Crashworthiness Research Of Thin-walled Metal Structures For Vehicle Front Rail

The human’s life is more fast and efficient with the rapid development of vehicle industry. More and more cars take convenience to people. But they are also leading to traffic accidents which cause a serious threat to people’s lives and property at the same time. Reducing the hazards in traffic accidents has been one of the most important goals in the design of vehicles.Improving the structural crashworthiness of the car in an accident becomes an important issue in the field of vehicle safety research and development. It means to improve the abilities of absorbing energy and protect the occupant through its structure deformation when the accident happens. The metal thin-walled tube is the most typical and effective energy absorbing structure due to its stable deformation mode.
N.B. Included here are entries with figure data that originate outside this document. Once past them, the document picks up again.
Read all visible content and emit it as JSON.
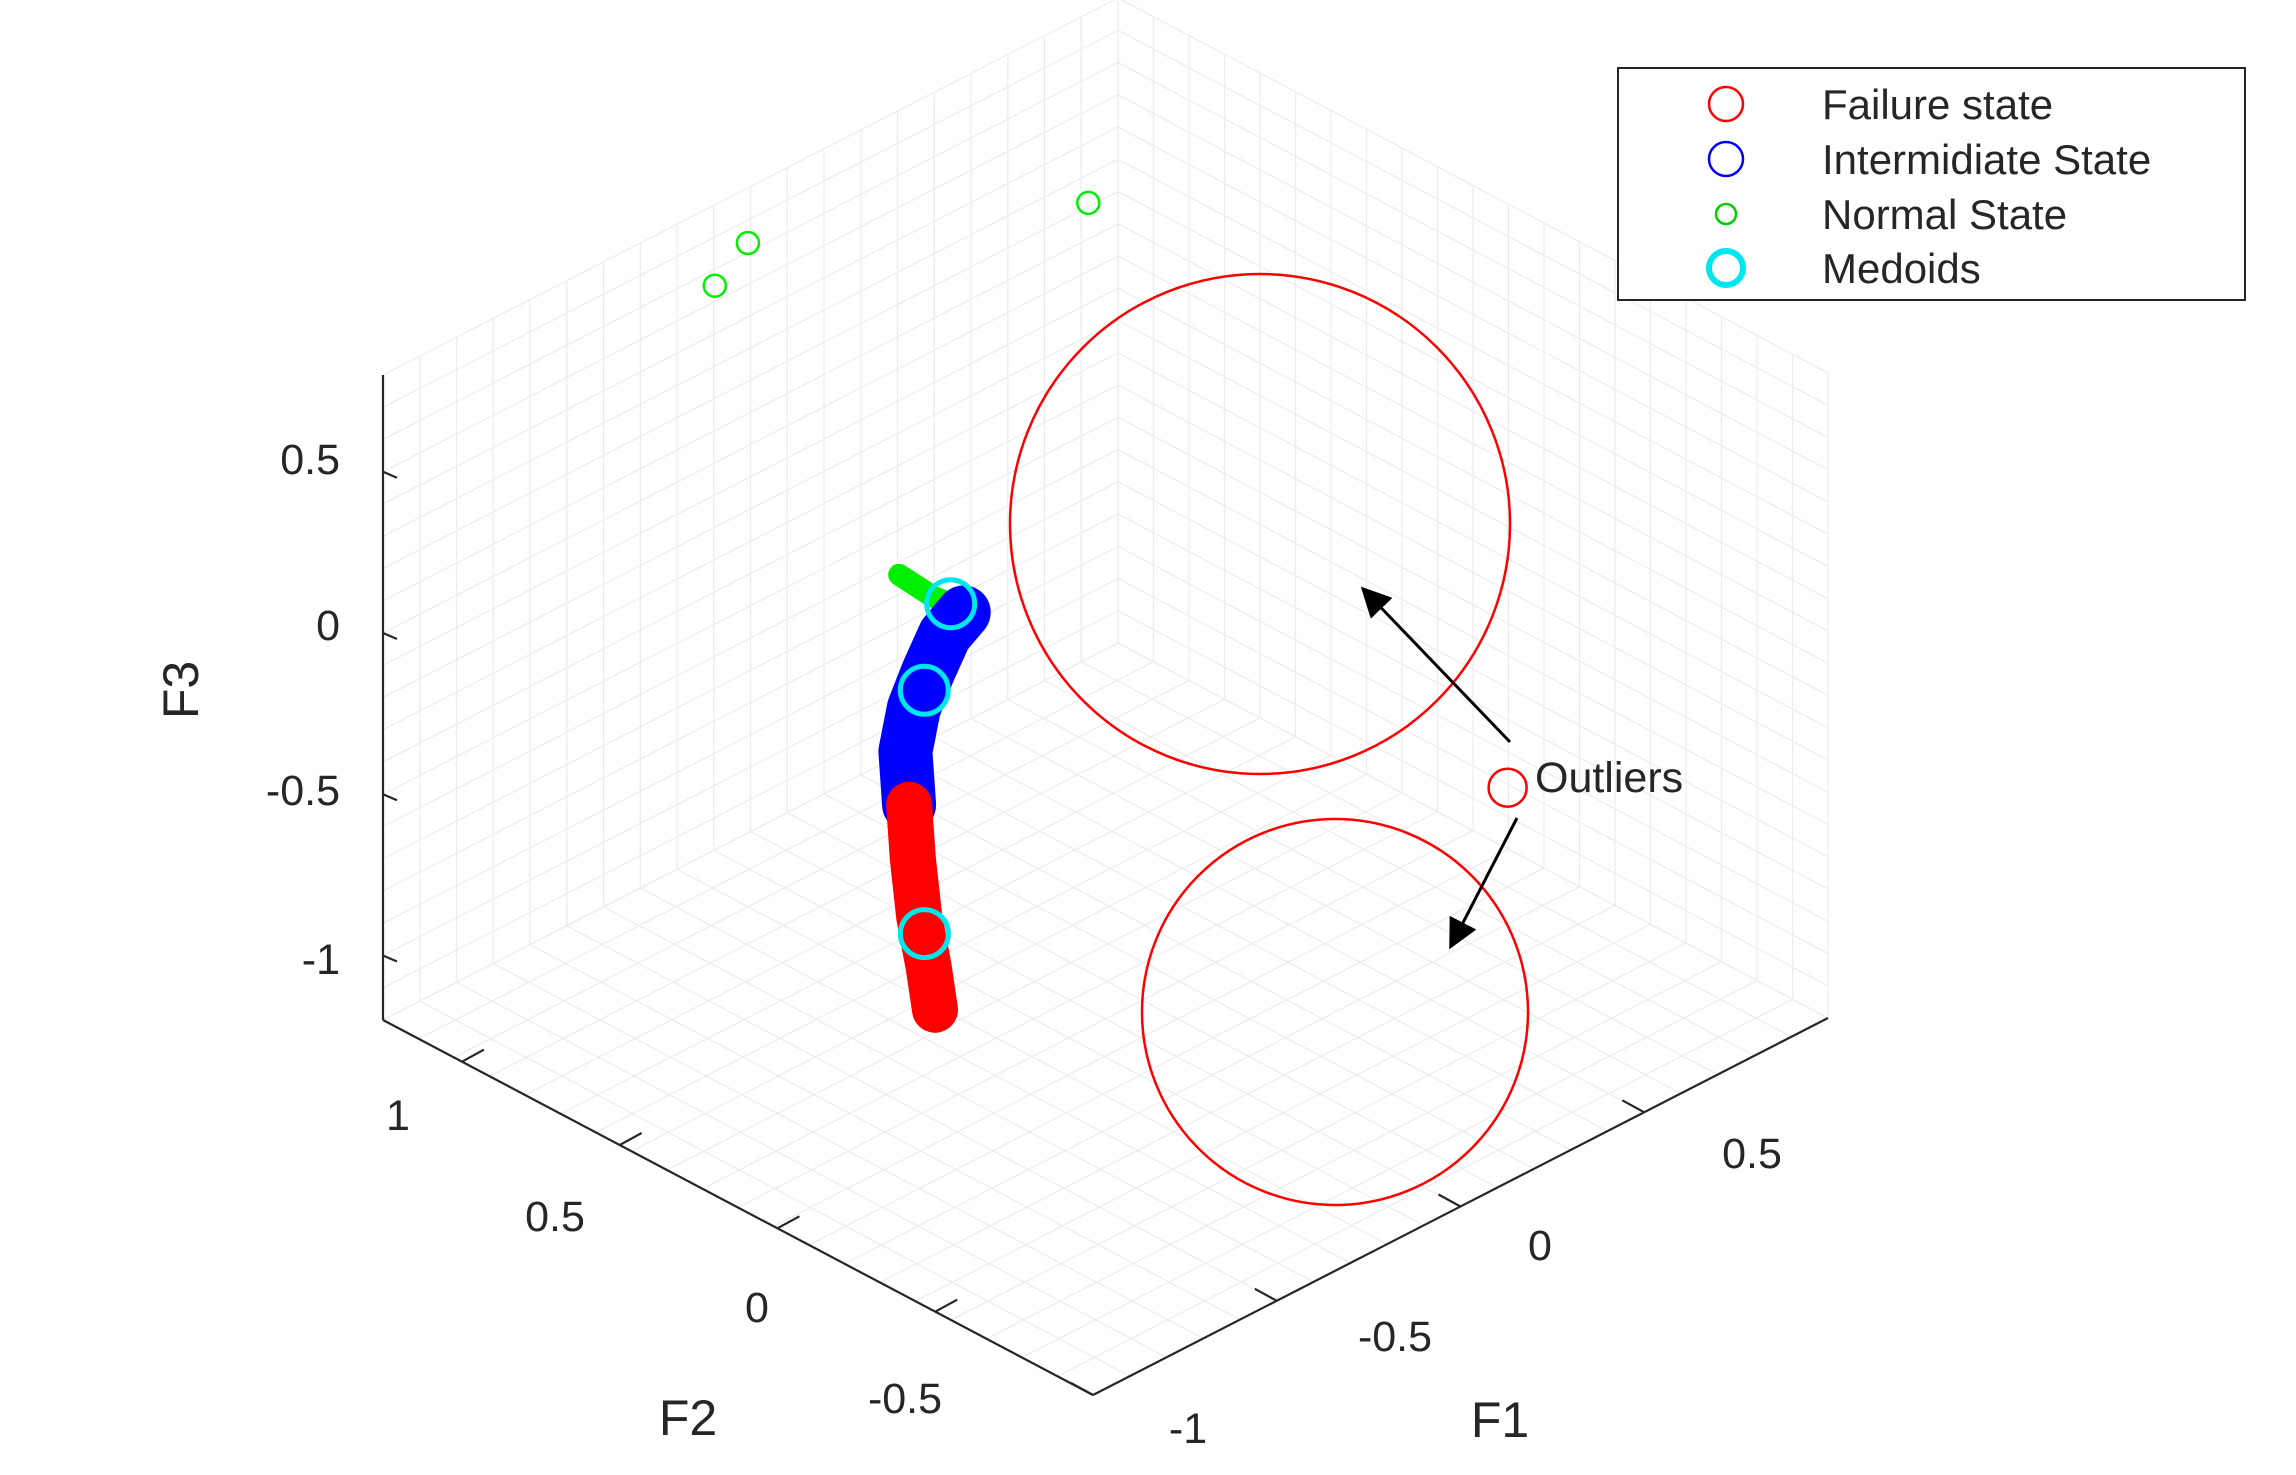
{
  "chart_data": {
    "type": "scatter",
    "projection": "3d",
    "xlabel": "F1",
    "ylabel": "F2",
    "zlabel": "F3",
    "xlim": [
      -1,
      1
    ],
    "ylim": [
      -1,
      1.25
    ],
    "zlim": [
      -1.2,
      0.8
    ],
    "grid": true,
    "x_ticks": [
      "-1",
      "-0.5",
      "0",
      "0.5"
    ],
    "x_tick_values": [
      -1,
      -0.5,
      0,
      0.5
    ],
    "y_ticks": [
      "-0.5",
      "0",
      "0.5",
      "1"
    ],
    "y_tick_values": [
      -0.5,
      0,
      0.5,
      1
    ],
    "z_ticks": [
      "-1",
      "-0.5",
      "0",
      "0.5"
    ],
    "z_tick_values": [
      -1,
      -0.5,
      0,
      0.5
    ],
    "legend": {
      "position": "top-right",
      "entries": [
        {
          "label": "Failure state",
          "color": "#ff0000",
          "marker": "circle"
        },
        {
          "label": "Intermidiate State",
          "color": "#0000ff",
          "marker": "circle"
        },
        {
          "label": "Normal State",
          "color": "#00cc00",
          "marker": "small-circle"
        },
        {
          "label": "Medoids",
          "color": "#00e5ee",
          "marker": "thick-circle"
        }
      ]
    },
    "series": [
      {
        "name": "Normal State",
        "color": "#00ee00",
        "points": [
          [
            -0.54,
            0.15,
            0.48
          ],
          [
            -0.5,
            0.09,
            0.42
          ],
          [
            -0.44,
            0.07,
            0.36
          ],
          [
            -0.38,
            0.11,
            0.3
          ],
          [
            -0.33,
            0.19,
            0.22
          ],
          [
            -0.14,
            1.2,
            0.6
          ],
          [
            -0.05,
            1.2,
            0.68
          ],
          [
            0.55,
            0.82,
            0.65
          ]
        ]
      },
      {
        "name": "Intermidiate State",
        "color": "#0000ff",
        "points": [
          [
            -0.33,
            0.19,
            0.22
          ],
          [
            -0.33,
            0.25,
            0.12
          ],
          [
            -0.35,
            0.28,
            0.0
          ],
          [
            -0.38,
            0.29,
            -0.1
          ],
          [
            -0.42,
            0.27,
            -0.2
          ],
          [
            -0.47,
            0.2,
            -0.3
          ]
        ]
      },
      {
        "name": "Failure state",
        "color": "#ff0000",
        "points": [
          [
            -0.47,
            0.2,
            -0.3
          ],
          [
            -0.52,
            0.13,
            -0.4
          ],
          [
            -0.58,
            0.04,
            -0.5
          ],
          [
            -0.64,
            -0.06,
            -0.57
          ],
          [
            -0.7,
            -0.15,
            -0.62
          ],
          [
            0.3,
            -0.8,
            -0.18
          ]
        ]
      },
      {
        "name": "Medoids",
        "color": "#00e5ee",
        "points": [
          [
            -0.46,
            0.08,
            0.38
          ],
          [
            -0.36,
            0.28,
            -0.05
          ],
          [
            -0.6,
            0.0,
            -0.52
          ]
        ]
      }
    ],
    "annotation": {
      "text": "Outliers"
    }
  }
}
It can easily absorb energy by controlling the buckling deformation of itself. It plays an important role in body energy absorption system. Therefore, the energy absorption of metal thin-walled tube, become an important way to improve the car’s passive safety.A large number of experimental studies have shown that the deformation mode of thin-walled tube has relationships with its own geometric parameters. These geometric parameters include cross-sectional shape, wall thickness of thin-walled tube, tube body length and taper and so on. In this paper, the metal thin-walled tube is the object of study. We use the HYPERMESH and LS-DYNA to study the energy absorbing performance of metal thin-walled tubes under axial impact. First, the energy absorption of single-cell tubes and multi-cell tubes under pure axial impact is study. Then we combine the multi-cell tubes’ energy absorbing advantages with tapered tubes’stabilities and create a new type of cone multi-cell tube based on the probability of oblique impact greater in actual collision. It proves that the SEA of tapered multi-cell tubes under oblique impact loading is higher and the peak force is lower through numerical simulation method. It also analyzed the effect of the load angle, impact velocities and structural design parameters to the energy absorption characteristics of tapered multi-cell thin-walled square tubes under oblique impact. It provides a basis for optimization design of such structural’s crashworthiness.